Tenía serios problemas con las matemáticas en ese tiempo, trauma que arrastraba desde la primaria y que solo superé en la universidad. Siempre les agradeceré a los profesores Boris Lora y Carmen Benavides la paciencia infinita que me tuvieron.

Mi más grato recuerdo del IEA es la mañana de octubre de 1991 en que me entregaron el resultado de las pruebas del Icfes que se realizaron el sábado 10 y el domingo 11 de agosto de ese año. La coordinadora Gladys Díaz entró de improviso en el laboratorio de fonética donde recibía una clase de ruso, la dio por terminada, y felicitó al curso porque se había convertido en la promoción que más alta puntuación había obtenido en la historia del colegio. Enseguida leyó los puntajes de la lista de alumnos ordenada alfabéticamente por apellido, yo era el último. Cuando acabó se produjo un estallido de júbilo, un terremoto de gritos de felicidad, vítores, puños en alto, abrazos, lágrimas, nunca lo olvidaré. Después fui a la secretaría y pedí prestado el teléfono para informar de mi puntaje a mi mamá. Fue el día más feliz de mi vida.

Me gradué la noche del viernes 27 de diciembre de 1991 al cabo de un concierto de piano y violín en el teatro Municipal.4 Esperaba recibir el diploma de manos del profesor Assa, mas no asistió. Me lo entregó el profesor Carlos Lara, a quien le estreché la mano.
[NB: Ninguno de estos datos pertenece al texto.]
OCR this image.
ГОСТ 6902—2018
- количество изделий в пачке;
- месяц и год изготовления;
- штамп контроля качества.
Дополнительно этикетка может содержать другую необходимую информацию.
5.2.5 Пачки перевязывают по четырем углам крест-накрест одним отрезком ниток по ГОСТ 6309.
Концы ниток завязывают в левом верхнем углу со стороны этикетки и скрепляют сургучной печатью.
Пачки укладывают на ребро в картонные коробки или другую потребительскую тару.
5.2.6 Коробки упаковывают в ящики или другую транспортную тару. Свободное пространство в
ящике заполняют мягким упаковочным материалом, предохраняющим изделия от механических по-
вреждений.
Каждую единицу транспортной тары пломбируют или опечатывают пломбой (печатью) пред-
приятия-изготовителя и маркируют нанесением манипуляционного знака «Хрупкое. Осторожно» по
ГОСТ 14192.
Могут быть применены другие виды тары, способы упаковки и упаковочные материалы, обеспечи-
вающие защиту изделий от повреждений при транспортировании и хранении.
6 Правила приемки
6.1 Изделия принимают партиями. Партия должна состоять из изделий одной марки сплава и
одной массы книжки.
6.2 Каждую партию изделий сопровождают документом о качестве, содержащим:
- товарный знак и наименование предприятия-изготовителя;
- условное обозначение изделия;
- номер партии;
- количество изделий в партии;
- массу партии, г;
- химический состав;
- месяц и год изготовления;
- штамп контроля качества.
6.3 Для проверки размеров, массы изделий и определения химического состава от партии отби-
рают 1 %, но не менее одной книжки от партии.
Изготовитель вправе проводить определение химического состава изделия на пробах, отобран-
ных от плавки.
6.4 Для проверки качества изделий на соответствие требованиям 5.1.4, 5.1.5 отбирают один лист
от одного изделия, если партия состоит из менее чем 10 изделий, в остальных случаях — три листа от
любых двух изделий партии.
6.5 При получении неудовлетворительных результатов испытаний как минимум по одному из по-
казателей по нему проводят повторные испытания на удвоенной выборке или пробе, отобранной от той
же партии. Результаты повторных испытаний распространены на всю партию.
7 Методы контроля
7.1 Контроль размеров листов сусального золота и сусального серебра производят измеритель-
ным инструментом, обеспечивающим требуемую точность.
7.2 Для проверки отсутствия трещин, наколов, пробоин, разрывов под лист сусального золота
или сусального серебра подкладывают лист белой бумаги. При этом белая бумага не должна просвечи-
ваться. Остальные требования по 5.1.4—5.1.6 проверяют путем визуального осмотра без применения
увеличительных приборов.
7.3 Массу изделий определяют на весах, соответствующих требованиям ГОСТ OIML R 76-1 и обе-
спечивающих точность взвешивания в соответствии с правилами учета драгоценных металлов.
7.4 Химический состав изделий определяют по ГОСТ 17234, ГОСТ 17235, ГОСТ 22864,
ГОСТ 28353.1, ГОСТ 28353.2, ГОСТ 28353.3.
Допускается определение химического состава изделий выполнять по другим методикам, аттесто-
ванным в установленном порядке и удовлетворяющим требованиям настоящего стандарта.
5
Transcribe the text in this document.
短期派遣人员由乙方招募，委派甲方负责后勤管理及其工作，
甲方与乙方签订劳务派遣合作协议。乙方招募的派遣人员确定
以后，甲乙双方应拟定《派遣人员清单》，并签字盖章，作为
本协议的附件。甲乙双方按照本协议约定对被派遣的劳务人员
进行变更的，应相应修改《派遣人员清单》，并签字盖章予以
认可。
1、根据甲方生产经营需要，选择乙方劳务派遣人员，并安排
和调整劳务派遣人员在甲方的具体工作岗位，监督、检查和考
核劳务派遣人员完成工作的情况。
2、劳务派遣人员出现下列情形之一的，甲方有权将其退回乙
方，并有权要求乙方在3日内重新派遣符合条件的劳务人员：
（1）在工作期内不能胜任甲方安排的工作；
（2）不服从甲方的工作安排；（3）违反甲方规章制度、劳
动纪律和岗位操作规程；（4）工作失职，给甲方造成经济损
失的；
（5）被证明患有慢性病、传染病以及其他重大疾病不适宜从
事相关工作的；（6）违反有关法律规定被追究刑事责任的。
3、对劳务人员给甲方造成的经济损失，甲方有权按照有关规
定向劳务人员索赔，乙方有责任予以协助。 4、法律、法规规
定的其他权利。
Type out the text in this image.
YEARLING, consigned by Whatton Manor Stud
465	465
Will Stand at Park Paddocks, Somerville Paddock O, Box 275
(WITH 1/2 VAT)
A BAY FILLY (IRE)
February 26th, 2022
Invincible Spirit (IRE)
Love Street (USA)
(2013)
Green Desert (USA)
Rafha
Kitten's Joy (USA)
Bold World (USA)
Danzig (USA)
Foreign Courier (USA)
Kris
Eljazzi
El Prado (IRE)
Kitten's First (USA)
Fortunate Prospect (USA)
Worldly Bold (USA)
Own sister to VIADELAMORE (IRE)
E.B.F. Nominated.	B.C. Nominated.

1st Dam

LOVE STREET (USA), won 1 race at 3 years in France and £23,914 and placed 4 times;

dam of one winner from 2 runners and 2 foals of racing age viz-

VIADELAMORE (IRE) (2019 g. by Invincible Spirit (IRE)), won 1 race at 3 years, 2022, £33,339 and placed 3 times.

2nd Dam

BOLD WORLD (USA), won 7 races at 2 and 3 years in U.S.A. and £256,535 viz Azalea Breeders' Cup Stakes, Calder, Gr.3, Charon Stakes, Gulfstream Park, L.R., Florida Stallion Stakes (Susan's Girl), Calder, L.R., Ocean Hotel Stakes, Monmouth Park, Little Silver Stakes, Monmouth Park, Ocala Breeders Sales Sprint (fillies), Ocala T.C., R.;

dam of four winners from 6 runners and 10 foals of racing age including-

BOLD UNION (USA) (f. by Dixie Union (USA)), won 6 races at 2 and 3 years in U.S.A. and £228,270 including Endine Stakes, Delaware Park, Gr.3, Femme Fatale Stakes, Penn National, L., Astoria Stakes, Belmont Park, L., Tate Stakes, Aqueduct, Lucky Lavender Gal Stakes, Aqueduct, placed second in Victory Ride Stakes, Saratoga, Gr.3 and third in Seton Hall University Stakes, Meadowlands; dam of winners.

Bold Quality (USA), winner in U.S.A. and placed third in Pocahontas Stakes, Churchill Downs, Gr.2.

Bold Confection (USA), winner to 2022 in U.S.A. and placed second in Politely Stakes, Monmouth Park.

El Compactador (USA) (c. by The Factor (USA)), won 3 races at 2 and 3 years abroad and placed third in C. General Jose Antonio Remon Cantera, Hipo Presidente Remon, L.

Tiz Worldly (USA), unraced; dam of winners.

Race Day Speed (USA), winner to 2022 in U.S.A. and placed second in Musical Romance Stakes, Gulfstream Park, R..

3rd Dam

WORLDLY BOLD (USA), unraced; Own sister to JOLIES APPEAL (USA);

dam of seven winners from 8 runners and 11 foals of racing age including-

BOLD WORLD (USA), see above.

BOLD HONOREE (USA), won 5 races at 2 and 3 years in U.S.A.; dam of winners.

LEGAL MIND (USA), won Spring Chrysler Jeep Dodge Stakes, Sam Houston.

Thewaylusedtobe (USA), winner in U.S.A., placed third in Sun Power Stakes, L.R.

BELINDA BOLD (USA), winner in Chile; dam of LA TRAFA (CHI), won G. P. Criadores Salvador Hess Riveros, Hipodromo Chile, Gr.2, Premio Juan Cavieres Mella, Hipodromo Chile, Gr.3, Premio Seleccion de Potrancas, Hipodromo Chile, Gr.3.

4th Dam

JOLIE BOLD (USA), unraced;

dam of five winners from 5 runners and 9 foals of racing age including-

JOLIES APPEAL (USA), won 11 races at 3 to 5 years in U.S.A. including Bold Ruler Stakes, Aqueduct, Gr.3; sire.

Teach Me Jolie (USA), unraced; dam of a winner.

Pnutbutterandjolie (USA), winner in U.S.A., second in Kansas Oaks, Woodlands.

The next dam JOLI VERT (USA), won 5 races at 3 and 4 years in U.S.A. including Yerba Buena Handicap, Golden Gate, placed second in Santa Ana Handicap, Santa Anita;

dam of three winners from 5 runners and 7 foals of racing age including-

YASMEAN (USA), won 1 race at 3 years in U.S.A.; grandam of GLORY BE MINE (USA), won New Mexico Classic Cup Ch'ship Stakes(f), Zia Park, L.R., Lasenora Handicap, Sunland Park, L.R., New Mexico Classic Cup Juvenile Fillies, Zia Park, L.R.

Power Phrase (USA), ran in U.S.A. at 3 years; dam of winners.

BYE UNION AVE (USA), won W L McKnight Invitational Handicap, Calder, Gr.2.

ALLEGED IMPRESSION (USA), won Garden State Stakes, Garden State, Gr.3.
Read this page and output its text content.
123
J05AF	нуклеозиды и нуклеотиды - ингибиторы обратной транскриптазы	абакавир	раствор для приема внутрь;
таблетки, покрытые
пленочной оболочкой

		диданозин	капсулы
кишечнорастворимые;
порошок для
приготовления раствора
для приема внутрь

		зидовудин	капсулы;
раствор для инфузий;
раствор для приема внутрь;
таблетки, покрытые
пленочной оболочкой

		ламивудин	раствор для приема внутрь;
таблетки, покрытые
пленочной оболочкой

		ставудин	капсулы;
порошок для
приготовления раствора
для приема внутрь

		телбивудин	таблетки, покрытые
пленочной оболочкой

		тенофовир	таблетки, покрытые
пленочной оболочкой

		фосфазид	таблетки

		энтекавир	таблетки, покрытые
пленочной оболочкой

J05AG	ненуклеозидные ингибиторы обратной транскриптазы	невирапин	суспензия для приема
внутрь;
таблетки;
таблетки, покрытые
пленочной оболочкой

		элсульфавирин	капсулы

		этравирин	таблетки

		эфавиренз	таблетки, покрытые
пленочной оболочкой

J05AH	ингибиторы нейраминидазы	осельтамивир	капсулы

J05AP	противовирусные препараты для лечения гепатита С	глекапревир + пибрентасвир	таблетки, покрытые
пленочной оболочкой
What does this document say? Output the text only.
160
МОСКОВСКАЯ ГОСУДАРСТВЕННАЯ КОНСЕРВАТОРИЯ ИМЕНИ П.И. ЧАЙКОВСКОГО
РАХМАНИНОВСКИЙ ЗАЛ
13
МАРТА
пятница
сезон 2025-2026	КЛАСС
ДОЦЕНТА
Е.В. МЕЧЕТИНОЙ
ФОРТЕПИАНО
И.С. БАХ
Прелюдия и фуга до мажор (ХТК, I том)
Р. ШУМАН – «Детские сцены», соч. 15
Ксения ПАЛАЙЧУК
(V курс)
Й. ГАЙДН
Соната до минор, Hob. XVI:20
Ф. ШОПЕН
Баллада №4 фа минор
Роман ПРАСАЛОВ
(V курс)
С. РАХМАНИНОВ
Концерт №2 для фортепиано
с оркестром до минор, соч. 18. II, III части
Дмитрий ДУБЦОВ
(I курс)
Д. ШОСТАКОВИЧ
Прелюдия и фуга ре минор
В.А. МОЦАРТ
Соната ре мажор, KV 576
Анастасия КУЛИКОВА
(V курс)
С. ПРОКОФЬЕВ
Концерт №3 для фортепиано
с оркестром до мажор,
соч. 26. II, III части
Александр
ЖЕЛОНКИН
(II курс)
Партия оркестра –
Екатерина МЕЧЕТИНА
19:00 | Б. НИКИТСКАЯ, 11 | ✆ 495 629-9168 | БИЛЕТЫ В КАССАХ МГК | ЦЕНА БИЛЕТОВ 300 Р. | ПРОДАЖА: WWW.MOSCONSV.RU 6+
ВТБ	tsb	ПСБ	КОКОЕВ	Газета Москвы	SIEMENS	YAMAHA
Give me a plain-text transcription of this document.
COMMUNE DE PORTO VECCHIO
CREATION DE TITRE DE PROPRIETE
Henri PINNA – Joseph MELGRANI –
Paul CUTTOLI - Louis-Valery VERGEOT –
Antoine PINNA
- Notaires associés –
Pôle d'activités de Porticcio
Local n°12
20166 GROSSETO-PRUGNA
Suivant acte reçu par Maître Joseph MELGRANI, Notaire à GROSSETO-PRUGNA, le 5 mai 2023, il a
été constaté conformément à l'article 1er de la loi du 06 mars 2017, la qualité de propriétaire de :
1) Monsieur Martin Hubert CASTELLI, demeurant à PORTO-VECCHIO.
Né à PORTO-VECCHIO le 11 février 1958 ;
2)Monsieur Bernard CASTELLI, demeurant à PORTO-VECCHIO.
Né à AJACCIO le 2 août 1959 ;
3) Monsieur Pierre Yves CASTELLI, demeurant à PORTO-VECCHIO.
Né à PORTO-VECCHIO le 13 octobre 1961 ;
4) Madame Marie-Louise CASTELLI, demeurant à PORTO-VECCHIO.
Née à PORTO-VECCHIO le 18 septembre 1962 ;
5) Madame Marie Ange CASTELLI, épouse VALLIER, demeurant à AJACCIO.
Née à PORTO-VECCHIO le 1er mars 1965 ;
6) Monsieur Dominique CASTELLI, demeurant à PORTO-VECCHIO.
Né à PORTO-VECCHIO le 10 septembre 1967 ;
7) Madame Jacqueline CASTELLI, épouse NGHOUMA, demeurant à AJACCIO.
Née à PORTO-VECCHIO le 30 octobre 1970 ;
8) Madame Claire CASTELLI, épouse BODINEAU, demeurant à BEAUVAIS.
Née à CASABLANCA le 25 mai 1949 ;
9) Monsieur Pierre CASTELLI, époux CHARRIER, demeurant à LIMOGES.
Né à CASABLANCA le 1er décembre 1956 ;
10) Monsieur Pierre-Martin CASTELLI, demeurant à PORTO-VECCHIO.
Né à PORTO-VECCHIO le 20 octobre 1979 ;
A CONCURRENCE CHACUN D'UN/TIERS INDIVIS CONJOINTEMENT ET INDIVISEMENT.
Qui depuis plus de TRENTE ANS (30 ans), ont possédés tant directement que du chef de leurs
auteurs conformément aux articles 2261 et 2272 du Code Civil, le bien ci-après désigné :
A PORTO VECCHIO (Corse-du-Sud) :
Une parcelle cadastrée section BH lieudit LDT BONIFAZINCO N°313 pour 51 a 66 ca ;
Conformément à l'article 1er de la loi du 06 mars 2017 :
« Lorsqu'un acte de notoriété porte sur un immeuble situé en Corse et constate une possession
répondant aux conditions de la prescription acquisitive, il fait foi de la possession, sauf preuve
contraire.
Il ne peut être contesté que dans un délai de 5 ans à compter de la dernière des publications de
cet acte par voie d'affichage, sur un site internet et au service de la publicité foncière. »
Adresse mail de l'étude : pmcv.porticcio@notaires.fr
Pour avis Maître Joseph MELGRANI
Hoy me apena recordar que en ese tiempo no veía la hora de salir del colegio, y debido a esa forma agobiada de asumir la vida, que mantuve durante mis estudios universitarios y aun después, escasamente viví al máximo el último año de mi paso por el IEA, el acontecimiento capital de mi existencia.



Barranquilla, 23 de agosto de 2020



1  Jornada de aseo de las instalaciones. 

2 Término con que se conocían informalmente los métodos de enseñanza de las gramáticas inglesa, francesa y alemana basados en la traducción de oraciones del español a dichos idiomas. Una versión atribuye el origen del término al verbo to be; otra, a la dificultad de pasar por un tubo.

3 Papel con anotaciones referentes al tema de evaluación que un alumno tramposo prepara antes de un examen para ayudarse furtivamente durante la prueba. 

4 Se presentaron los esposos Marina González Bustamante, piano (Colombia) y Jorge Budziszewski Mariscal, violín (México). Programa: Bach, Mozart, Beethoven, Debussy.